GP stakes investing are direct equity investments representing a minority ownership position in a GP’s underlying management company. According to Pitchbook, fundraising activity surged in the last quarter of 2021, with over $20 billion raised across GP stakes funds.
The GP stake investing strategy represents a bet on the future growth and profitability of the investment firm behind the fund. It has grown more popular in recent years because it gives the investor a share of returns from what may be multiple funds and accounts managed by the firm. Therefore, it gives the advantage of diversification – rather than just the income and gains from one of those funds.
Asset managers are “people businesses,” reliant on fairly mobile human capital. Moreover, asset managers preserve the firm’s culture and compensation dynamics to maintain its long-term sustainability. Limiting outside investment to a minority stake allows the GP’s senior executives to maintain decision-making autonomy without disrupting the team or culture. Meanwhile, they benefit from a partnership with the outside investor that adds value to its balance sheet and business plan.
Before investing, GP stakes investors will examine a firm’s business from every angle. That includes analyzing everything from LP-GP relationships and alignment of incentives to understanding how the GP management company generates revenue.
GP stakes investors – the top players
At the heart of GP stakes investing, a select group of firms has continued to push things forward. These active GP stakes investors were relatively early adopters of the strategy, and they remain heavily involved in shaping things today.

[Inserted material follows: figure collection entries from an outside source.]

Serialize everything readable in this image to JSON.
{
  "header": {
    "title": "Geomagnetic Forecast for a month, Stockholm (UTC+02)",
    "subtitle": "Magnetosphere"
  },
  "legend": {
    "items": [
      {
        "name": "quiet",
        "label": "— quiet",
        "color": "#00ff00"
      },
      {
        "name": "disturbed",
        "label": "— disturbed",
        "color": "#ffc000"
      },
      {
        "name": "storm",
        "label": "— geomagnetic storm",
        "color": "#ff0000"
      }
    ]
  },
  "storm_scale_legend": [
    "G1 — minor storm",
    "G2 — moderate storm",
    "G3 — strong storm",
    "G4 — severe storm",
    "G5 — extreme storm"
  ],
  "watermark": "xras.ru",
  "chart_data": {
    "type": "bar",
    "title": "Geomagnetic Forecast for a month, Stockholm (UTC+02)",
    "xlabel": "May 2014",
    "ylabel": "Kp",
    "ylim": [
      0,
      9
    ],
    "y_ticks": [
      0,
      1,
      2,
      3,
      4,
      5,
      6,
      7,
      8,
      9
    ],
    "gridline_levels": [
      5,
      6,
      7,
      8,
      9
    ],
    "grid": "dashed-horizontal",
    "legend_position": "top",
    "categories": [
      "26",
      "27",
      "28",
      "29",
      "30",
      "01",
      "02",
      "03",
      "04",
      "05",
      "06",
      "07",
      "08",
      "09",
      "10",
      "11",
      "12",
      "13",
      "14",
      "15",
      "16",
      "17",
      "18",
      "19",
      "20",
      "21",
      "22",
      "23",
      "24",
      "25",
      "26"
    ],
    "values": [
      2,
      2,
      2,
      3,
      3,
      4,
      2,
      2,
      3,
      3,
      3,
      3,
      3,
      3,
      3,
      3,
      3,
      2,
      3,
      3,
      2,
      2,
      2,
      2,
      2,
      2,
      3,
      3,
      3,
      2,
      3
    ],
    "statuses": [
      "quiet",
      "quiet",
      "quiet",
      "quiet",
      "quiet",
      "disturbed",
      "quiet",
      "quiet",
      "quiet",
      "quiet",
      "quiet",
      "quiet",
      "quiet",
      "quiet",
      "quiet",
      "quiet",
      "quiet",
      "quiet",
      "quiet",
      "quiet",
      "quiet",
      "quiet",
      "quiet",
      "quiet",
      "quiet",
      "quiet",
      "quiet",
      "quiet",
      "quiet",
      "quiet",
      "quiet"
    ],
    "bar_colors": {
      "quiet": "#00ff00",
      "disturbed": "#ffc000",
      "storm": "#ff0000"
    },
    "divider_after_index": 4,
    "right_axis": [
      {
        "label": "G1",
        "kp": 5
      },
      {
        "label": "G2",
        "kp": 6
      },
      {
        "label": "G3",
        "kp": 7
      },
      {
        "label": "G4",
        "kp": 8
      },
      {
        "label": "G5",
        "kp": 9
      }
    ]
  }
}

The market continues to be dominated by three major investors: Blackstone Alternative Asset Management, Dyal Capital Partners and Goldman Sachs Alternative Investments & Manager Selection Group. According to a recent Pitchbook report, each of them has raised funds over US$4 billion dedicated almost exclusively to this strategy. At the end of 2019, Dyal ramped up the stakes by closing its fourth fund with more than US$9 billion in the capital, making it the largest GP stakes fund ever raised.
Newcomers appear more often, with many trying to distinguish themselves through their deal structuring or targeting firms at earlier stages of development. For example, Sixpoint Partners has generated a “private equity seeding platform” with a $200 million fund. The strategy focuses on spinout managers, and the structure deals with a specified path to exit. Another newcomer is Hartford HealthCare, the $4 billion fund for diverse managers. The fund has a different model than a typical GP-stakes investment. In addition to buying stakes in investment managers, the firm plans to be an active owner that will help guide the managers as their funds grow.
What is next in the making for GPs?
Now that some of the largest GP stakes managers we mentioned above have gone public, allocators are putting money into funds that invest in smaller private equity and alternatives firms. According to Institutional Investor, Dyal Capital Partners merged with Owl Rock Capital Group and went public in May. Dyal is the GP-stakes subsidiary of the combined company called Blue Owl. Petershill, a subsidiary of Goldman Sachs, launched in 2007, was listed in London in September. Both aspired out large GPs for their portfolios.
In contrast, Investcorp Strategic Capital is looking to invest between $50 to $100 million-plus in GPs at an “inflexion point of growth,” according to the source.
In the meantime, asset managers find themselves in greater need of capital – to meet their existing GP commitment obligations and for a number of other reasons. With some of the largest asset managers already having sold stakes in their firms, demand in this particular market is exceeding supply, which opens the way for emerging managers, middle-market PE firms and spinouts.